Car enfin, qu'est-ce qu'un échec n'est jamais, au grand jamais ? Une honte. Un échec, c'est plutôt un questionnement. Un questionnement silencieux posé par la vie elle-même à celui qui veut bien tendre l'oreille. L'échec, c'est donc une invitation à une réflexion intime. Une question qui rappelle la question primordiale de D.ieu à l'homme : « Où es-tu ? » (Berechith 3,9). D.ieu ne savait-Il pas où l'homme se trouvait ? Aussi convient-il de donner à cet appel le sens de : « Où en es-tu ? ».

L'échec est essentiellement une invitation à faire le point de sa vie. À saisir un de ces moments privilégiés lors desquels on vit pleinement l'instant présent, puisqu'alors on distingue le passé du futur, l'expérience de l'aspiration.

La question de l'échec tient-elle en une remise en question ? Peut-être… Une remise en réponses, sûrement. Comment devrais-je exploiter mon échec ? Comment est-il arrivé de mon point de vue seul, à savoir qu'ai-je fait pour le catalyser, et au contraire que n'ai-je pas fait qui l'aurait évité ?

C'est cela, un échec : une invitation à se construire. On ne dépasse pas un échec, une épreuve.

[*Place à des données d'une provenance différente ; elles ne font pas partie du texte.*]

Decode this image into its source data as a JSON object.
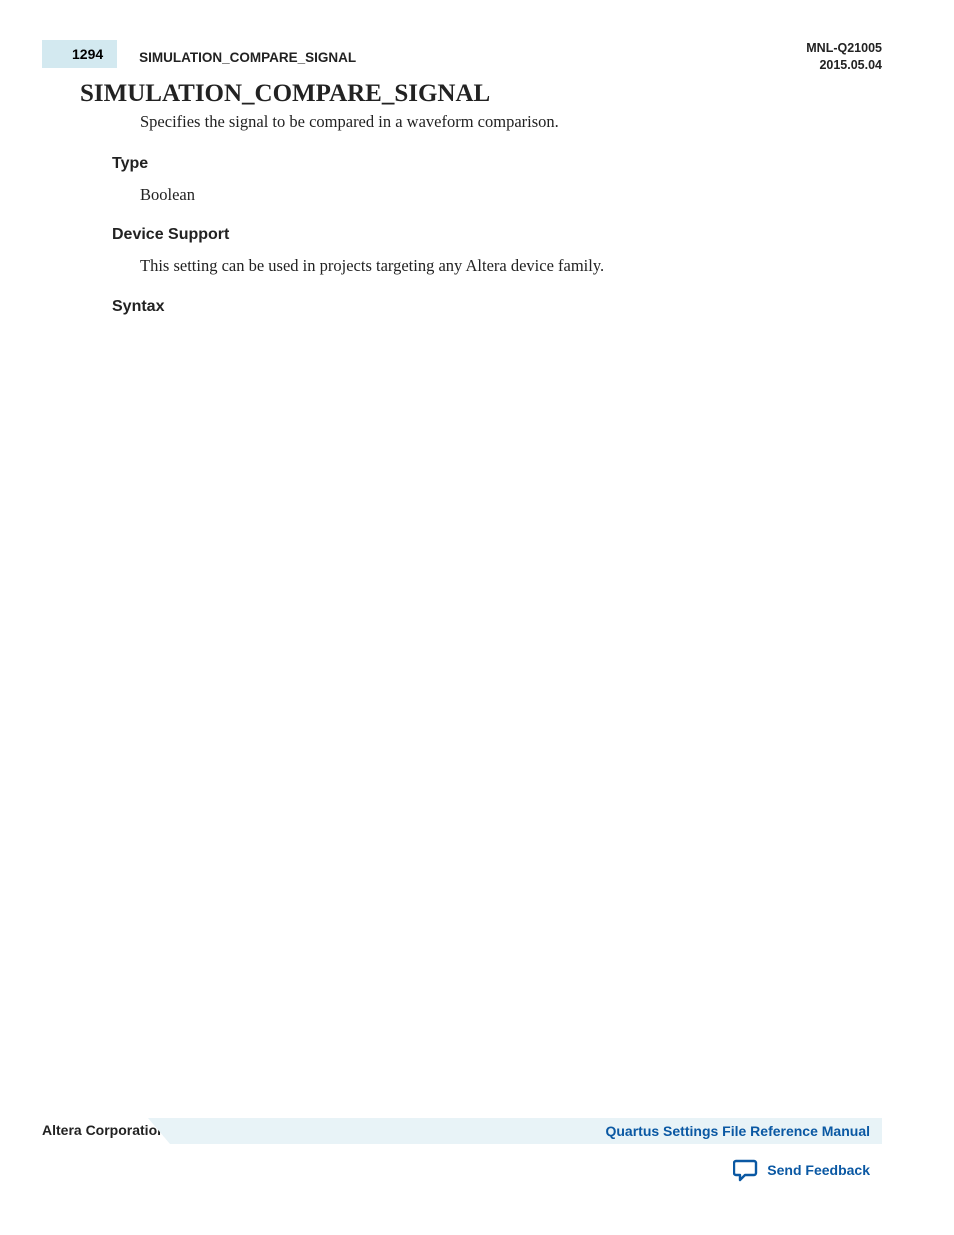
{
  "header": {
    "page_number": "1294",
    "section_title": "SIMULATION_COMPARE_SIGNAL",
    "doc_id": "MNL-Q21005",
    "date": "2015.05.04"
  },
  "content": {
    "heading": "SIMULATION_COMPARE_SIGNAL",
    "description": "Specifies the signal to be compared in a waveform comparison.",
    "type_label": "Type",
    "type_value": "Boolean",
    "device_support_label": "Device Support",
    "device_support_value": "This setting can be used in projects targeting any Altera device family.",
    "syntax_label": "Syntax"
  },
  "footer": {
    "company": "Altera Corporation",
    "manual_link": "Quartus Settings File Reference Manual",
    "feedback": "Send Feedback"
  }
}
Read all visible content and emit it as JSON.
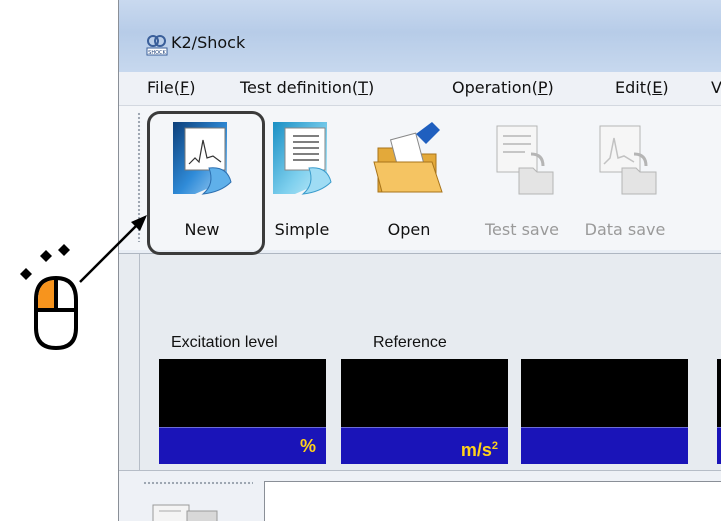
{
  "window": {
    "title": "K2/Shock",
    "app_icon": "k2-shock-icon"
  },
  "menu": [
    {
      "label": "File(F)",
      "base": "File(",
      "mnemonic": "F",
      "tail": ")"
    },
    {
      "label": "Test definition(T)",
      "base": "Test definition(",
      "mnemonic": "T",
      "tail": ")"
    },
    {
      "label": "Operation(P)",
      "base": "Operation(",
      "mnemonic": "P",
      "tail": ")"
    },
    {
      "label": "Edit(E)",
      "base": "Edit(",
      "mnemonic": "E",
      "tail": ")"
    },
    {
      "label": "V",
      "base": "V",
      "mnemonic": "",
      "tail": ""
    }
  ],
  "toolbar": {
    "buttons": [
      {
        "label": "New",
        "icon": "new-document-icon",
        "enabled": true,
        "highlighted": true
      },
      {
        "label": "Simple",
        "icon": "simple-document-icon",
        "enabled": true
      },
      {
        "label": "Open",
        "icon": "open-folder-icon",
        "enabled": true
      },
      {
        "label": "Test save",
        "icon": "test-save-icon",
        "enabled": false
      },
      {
        "label": "Data save",
        "icon": "data-save-icon",
        "enabled": false
      }
    ]
  },
  "meters": {
    "labels": [
      "Excitation level",
      "Reference"
    ],
    "units": [
      "%",
      "m/s",
      ""
    ],
    "unit_superscript": "2"
  },
  "colors": {
    "meter_value_bg": "#000000",
    "meter_unit_bg": "#1a14b8",
    "meter_unit_text": "#ffd21a",
    "mouse_button_accent": "#f7941d"
  },
  "annotation": {
    "icon": "mouse-click-icon",
    "target": "New"
  }
}
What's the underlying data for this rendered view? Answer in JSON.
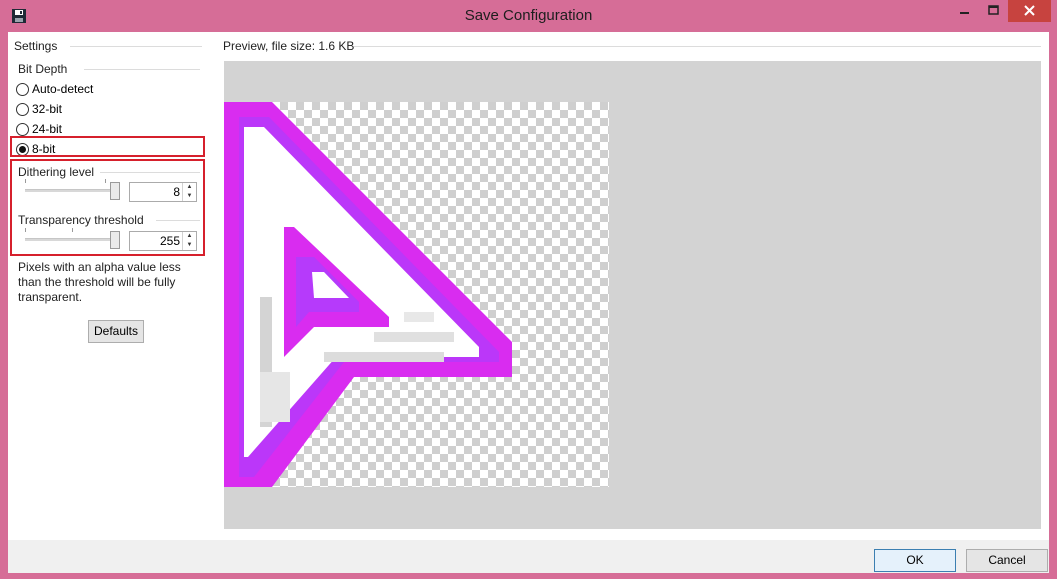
{
  "window": {
    "title": "Save Configuration",
    "icons": {
      "app": "floppy-disk-icon",
      "minimize": "minimize-icon",
      "maximize": "maximize-icon",
      "close": "close-icon"
    },
    "close_color": "#c7433f",
    "frame_color": "#d66d97"
  },
  "settings": {
    "header": "Settings",
    "bit_depth": {
      "header": "Bit Depth",
      "options": [
        {
          "label": "Auto-detect",
          "selected": false
        },
        {
          "label": "32-bit",
          "selected": false
        },
        {
          "label": "24-bit",
          "selected": false
        },
        {
          "label": "8-bit",
          "selected": true
        }
      ]
    },
    "dithering": {
      "label": "Dithering level",
      "value": "8",
      "slider_fraction": 1.0
    },
    "transparency": {
      "label": "Transparency threshold",
      "value": "255",
      "slider_fraction": 1.0
    },
    "info_text": "Pixels with an alpha value less than the threshold will be fully transparent.",
    "defaults_button": "Defaults",
    "highlight_color": "#d6202c"
  },
  "preview": {
    "label": "Preview, file size: 1.6 KB",
    "image": "cursor-arrow-icon",
    "colors": [
      "#ff00e6",
      "#b23cff",
      "#cfcfcf"
    ]
  },
  "footer": {
    "ok": "OK",
    "cancel": "Cancel"
  }
}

On les vit, parfois on les subit. Puis on se dépasse éventuellement. Alors l'échec disparaît, presque comme s'il a jamais été, une fois vidé du potentiel de bien qu'il recelait : une graine à planter en l'être afin de grandir en lui, ou plus justement afin de le faire grandir. Ainsi va l'existence, faite de chutes et d’ascensions, ces « temps » successifs que l'homme traverse de sa naissance jusqu'à sa mort et qui, dans notre cadre, s'apparentent à un temps pour détruire, un temps pour construire (Qoheleth 3,3).

Notes

[1]  Notons qu'en pareil cas, le remariage n'est pas tant un sursaut d'orgueil pour ne pas « rester sur un échec » comme on le dit. C'est plutôt une décision lucide, nécessaire aussi, qui va tout simplement dans le sens de la vie.

[2]  Le divorce incluant dans ce contexte la période d'instabilité, parfois longue, qui l'aura précédé et rendu inévitable.

[3]  Littéralement, la grâce.

[4]  Sous-entendu, cesse d'être uniquement un projet de couple, lequel ne disparaît pas pour autant. Aussi importe-t-il que les parents veillent à ne pas étouffer le couple.

[5]  Et non « pour rien ». Même si un projet doit finalement rater, les efforts passés auront été consentis dans une intention positive, et doivent à ce titre être considérés comme une victoire.